Am 1. Oktober hatte Puigdemont ungeachtet eines Verbots durch das Verfassungsgericht und gegen den Willen der Zentralregierung in Madrid ein Referendum über die Unabhängigkeit abhalten lassen. Bei der von den Gegnern der Abspaltung mehrheitlich boykottierten Befragung gewann das „Ja“-Lager mit rund 90 Prozent, die Beteiligung lag jedoch bei nur 43 Prozent. Dennoch reklamierte Puigdemont anschließend, damit habe Katalonien das „Recht auf Unabhängigkeit“ erlangt.
Macron sieht keine Vermittlerrolle
Der französische Präsident Emmanuel Macron hofft auf eine friedliche Beilegung der Krise. Er sehe aber keine Rolle Europas, zwischen der Zentralregierung in Madrid und Katalonien zu vermitteln, sagte Macron, der von einem „Gewaltstreich der Katalanen“ sprach.
Die deutsche Bundeskanzlerin Angela Merkel rief zur Besonnenheit auf: „Jede Eskalation muss vermieden werden.“ Spanien durchlebe einen schweren Konflikt. „Ich hoffe, dass ein Dialog in Gang kommen kann und Lösungen gefunden werden, die der spanischen Verfassung entsprechen.“ EU-Kommissionschef Jean-Claude Juncker ließ unterdessen Gerüchte über mögliche Gespräche mit Katalonien dementieren. Derartige Meldungen seien „Fake News“, sagte seine stellvertretende Sprecherin Mina Andreeva.

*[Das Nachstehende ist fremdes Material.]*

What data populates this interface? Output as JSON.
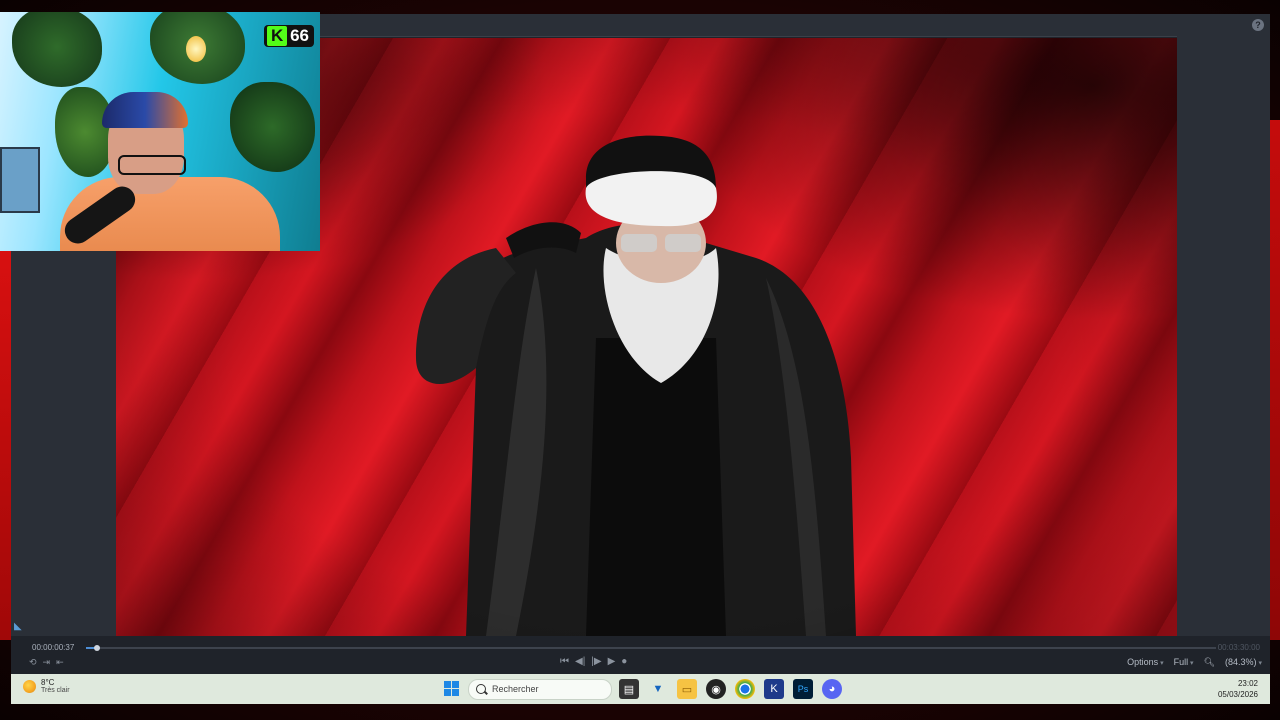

Die schottische Regierungschefin Nicola Sturgeon forderte, Madrid solle mit der Regierung in Barcelona über ein legales Unabhängigkeitsreferendum verhandeln. „Es ist Zeit, einen Weg vorwärts zu finden, einen Weg, der die Rechtsstaatlichkeit respektiert, aber auch die Demokratie und das Recht der Katalanen, ihre eigene Zukunft zu bestimmen.“ Die Schotten hatten im Jahr 2014 über eine Abspaltung von Großbritannien abgestimmt. Das Referendum war, anders als eine Abstimmung in Katalonien Anfang Oktober, von der Zentralregierung in London genehmigt worden. Eine Mehrheit der Schotten stimmte gegen die Unabhängigkeit.